Imaging
Pericarditis
- Preliminary Diagnosis: Pericarditis
-
I. What imaging technique is first-line for this diagnosis?
- II. Describe the advantages and disadvantages of this technique for diagnosis of pericarditis.
-
III. What are the contraindications for the first-line imaging technique?
-
IV. What alternative imaging techniques are available?
- V. Describe the advantages and disadvantages of the alternative techniques for diagnosis of pericarditis.
- VI. What are the contraindications for the alternative imaging techniques?
Preliminary Diagnosis: Pericarditis
I. What imaging technique is first-line for this diagnosis?
Transthoracic echocardiography
II. Describe the advantages and disadvantages of this technique for diagnosis of pericarditis.
Advantages
Does not use ionizing radiation
Can determine life-threatening consequences such as pericardial tamponade
Useful to diagnose myocarditis and ventricular dysfunction, which could change the management approach
Disadvantages
Not sensitive to detect pericardial thickening in acute pericarditis and may be interpreted as normal in the absence of pleural effusion
Poor chest windows due to body habitus or chest wall abnormalities leads to poor image acquisition and evaluation
Loculated pleural effusions may not be detected
III. What are the contraindications for the first-line imaging technique?
None
IV. What alternative imaging techniques are available?
CT with and without IV contrast
MRI with and without IV contrast
Plain-film radiographs
V. Describe the advantages and disadvantages of the alternative techniques for diagnosis of pericarditis.
CT with and without IV contrast
Advantages
Demonstrates pericardial effusion and thickening (>4-6 mm)
Evaluating the density of the pericardial effusion can aide in diagnosis
Pericardial enhancement suggests active inflammation
Evaluates the entire pericardium
Disadvantages
Exposure to ionizing radiation
Risk of contrast-inducted nephropathy
Can not differentiate if pericardial thickening is constrictive or nonconstrictive
MRI with and without IV contrast
Advantages
Determines if an effusion is simple or complicated (hemorrhagic)
Pericardial enhancement suggests active inflammation
Highly sensitive to differentiate constrictive from restrictive cardiomyopathy
Disadvantages
Expensive
Time consuming
Requires significant patient cooperation to minimize motion artifact
Risk of nephrogenic systemic fibrosis in patient with poor renal function
Plain-film radiographs
Advantages
May demonstrate egg-shell calcifications
Can show signs of concurrent heart failure, pneumonia, or neoplasm
Fast and economic screening examination
Disadvantages
Often normal in uncomplicated acute idiopathic pericarditis
Small to moderate sized effusions may not cause an abnormal cardiac silhouette
VI. What are the contraindications for the alternative imaging techniques?

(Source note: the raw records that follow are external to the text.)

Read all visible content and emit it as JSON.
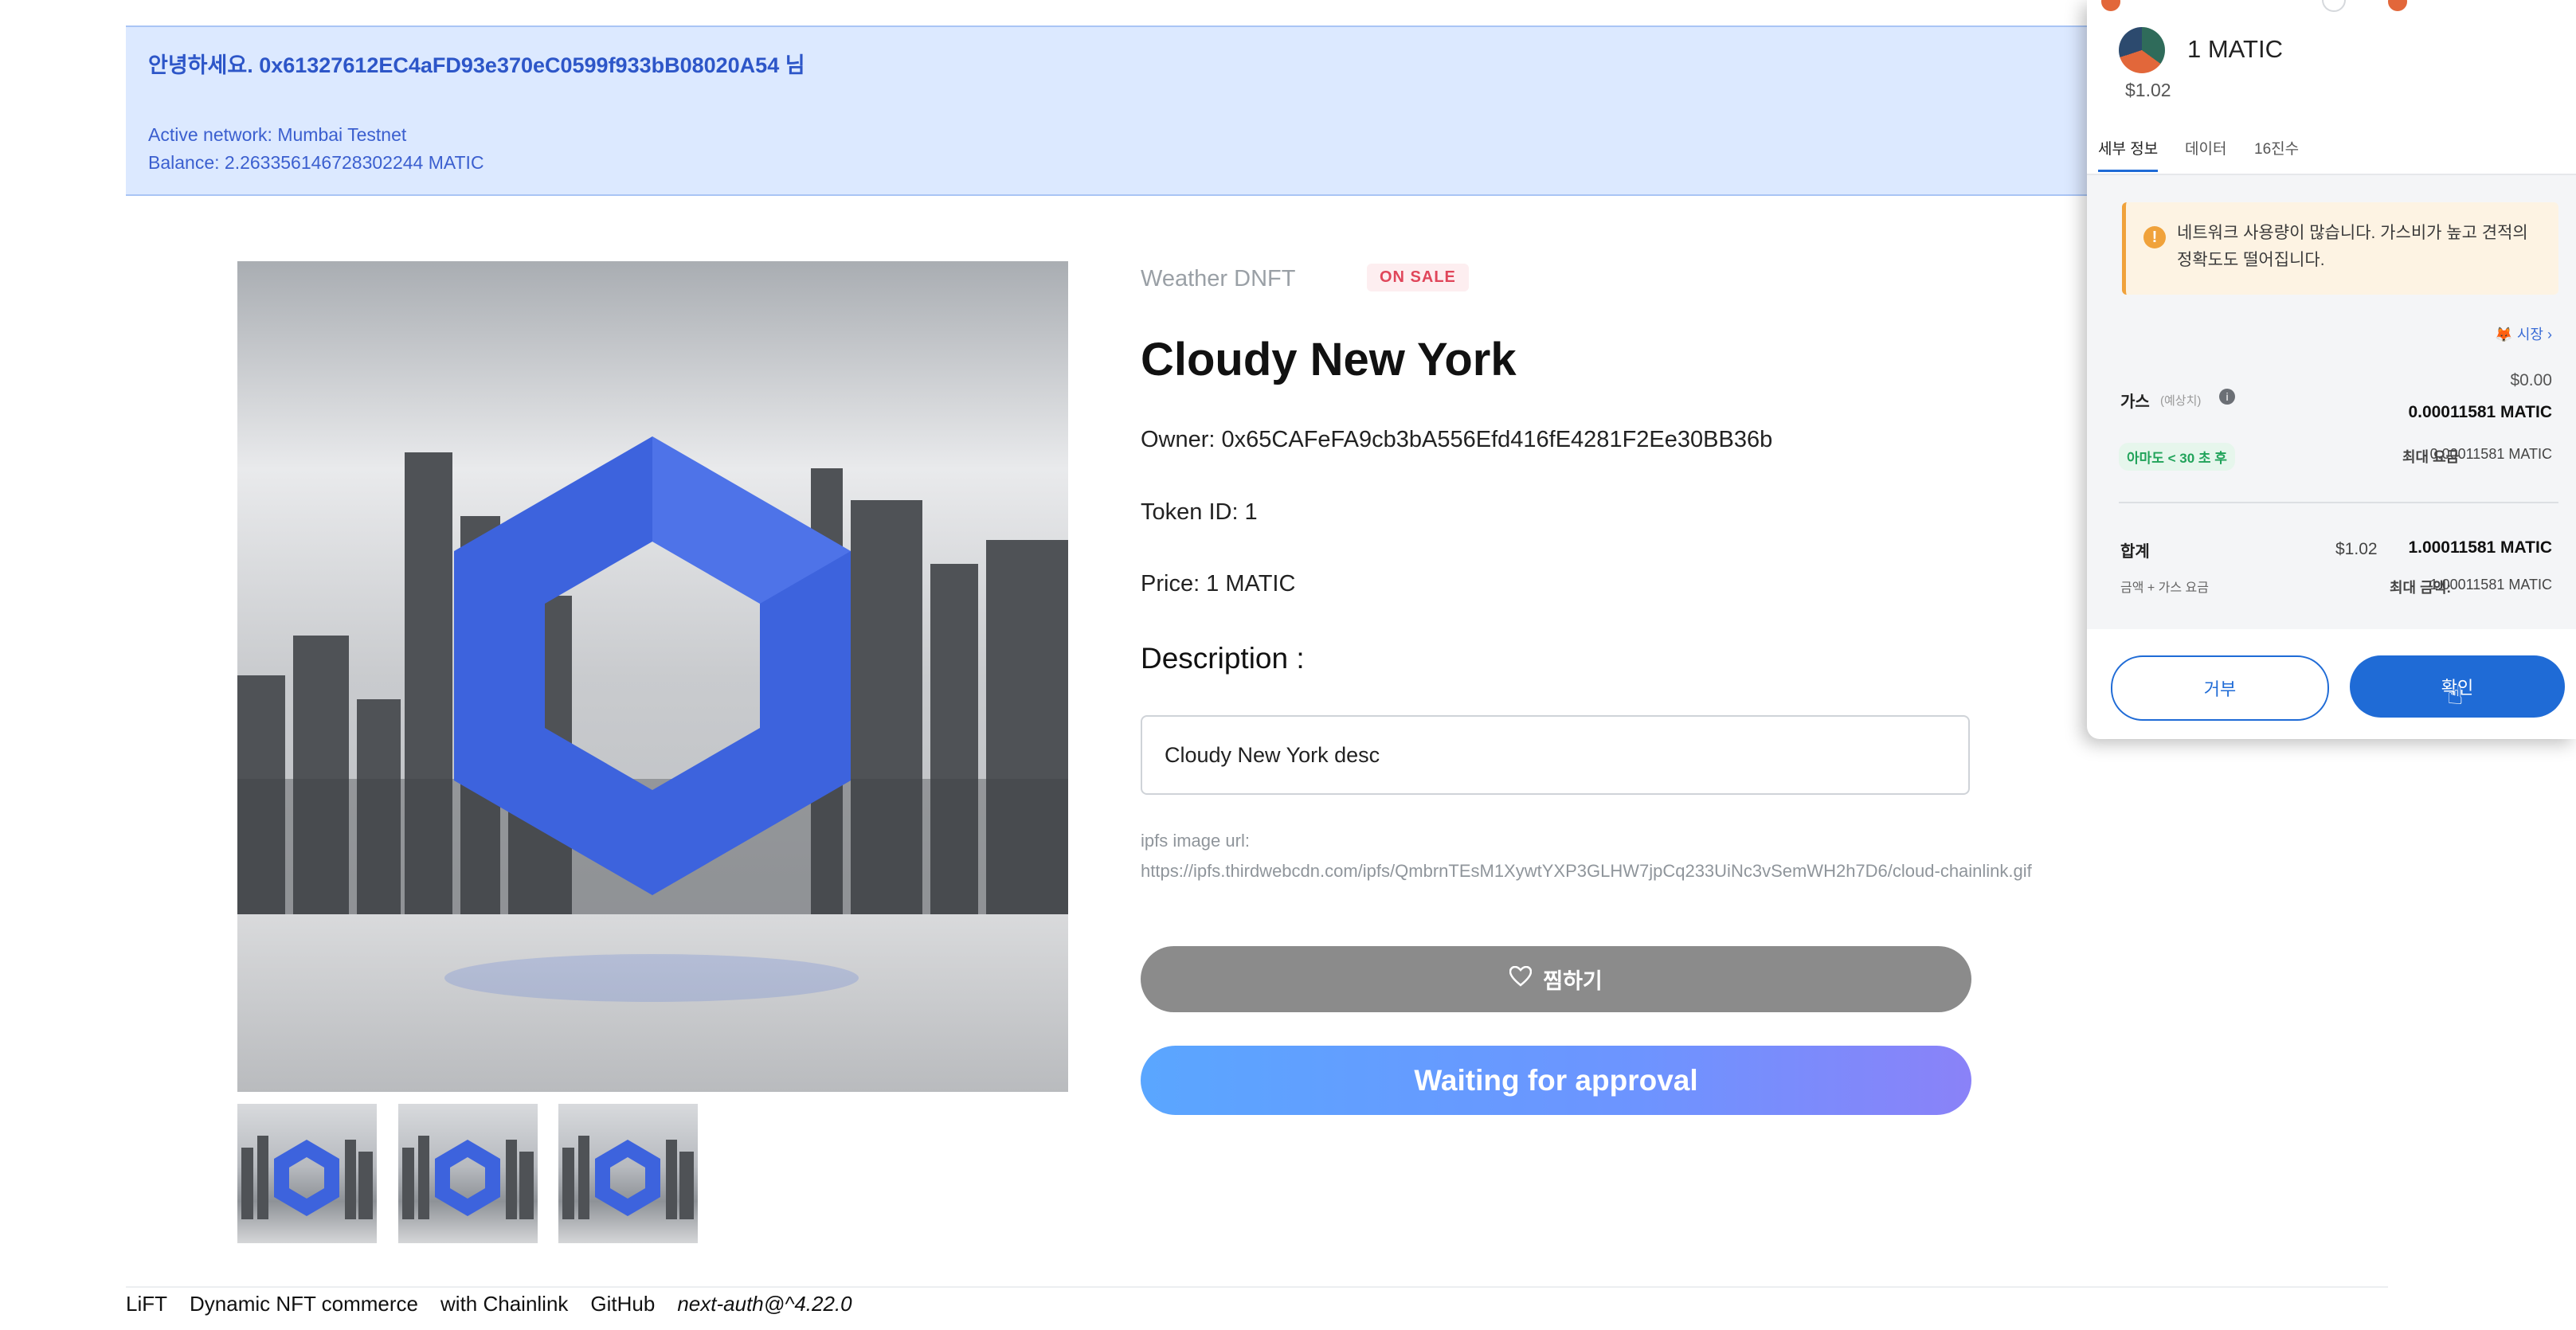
{
  "banner": {
    "greeting": "안녕하세요. 0x61327612EC4aFD93e370eC0599f933bB08020A54 님",
    "network": "Active network: Mumbai Testnet",
    "balance": "Balance: 2.263356146728302244 MATIC"
  },
  "nft": {
    "collection": "Weather DNFT",
    "badge": "ON SALE",
    "title": "Cloudy New York",
    "owner": "Owner: 0x65CAFeFA9cb3bA556Efd416fE4281F2Ee30BB36b",
    "token_id": "Token ID: 1",
    "price": "Price: 1 MATIC",
    "description_heading": "Description :",
    "description": "Cloudy New York desc",
    "ipfs_label": "ipfs image url:",
    "ipfs_url": "https://ipfs.thirdwebcdn.com/ipfs/QmbrnTEsM1XywtYXP3GLHW7jpCq233UiNc3vSemWH2h7D6/cloud-chainlink.gif",
    "like_label": "찜하기",
    "action_label": "Waiting for approval"
  },
  "footer": {
    "items": [
      "LiFT",
      "Dynamic NFT commerce",
      "with Chainlink",
      "GitHub"
    ],
    "version": "next-auth@^4.22.0"
  },
  "wallet": {
    "token_amount": "1 MATIC",
    "fiat_amount": "$1.02",
    "tabs": [
      "세부 정보",
      "데이터",
      "16진수"
    ],
    "warning": "네트워크 사용량이 많습니다. 가스비가 높고 견적의 정확도도 떨어집니다.",
    "market_label": "시장",
    "gas_label": "가스",
    "gas_estimate_tag": "(예상치)",
    "gas_fiat": "$0.00",
    "gas_amount": "0.00011581 MATIC",
    "speed_label": "아마도 < 30 초 후",
    "max_fee_label": "최대 요금",
    "max_fee_value": "0.00011581 MATIC",
    "total_label": "합계",
    "total_fiat": "$1.02",
    "total_amount": "1.00011581 MATIC",
    "total_sub_label": "금액 + 가스 요금",
    "max_amount_label": "최대 금액:",
    "max_amount_value": "1.00011581 MATIC",
    "reject_label": "거부",
    "confirm_label": "확인"
  },
  "colors": {
    "banner_bg": "#dce9ff",
    "hexagon": "#3d63dd",
    "action_button": "#6d94ff",
    "wallet_primary": "#1f6bd6"
  }
}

CT with and without IV contrast
Renal failure (risk of contrast-induced nephropathy with iodinated contrast)
Pregnancy
Contrast allergy may be a relative contraindication
MRI with and without IV contrast
Renal failure (risk of nephrogenic systemic fibrosis with gadolinium)
Metallic foreign bodies or implanted devices that are not MRI compliant
Pregnancy during the first trimester may be a relative contraindication
Plain-film radiographs
No significant contraindications exist. Some institutions may require consent for pregnant patients.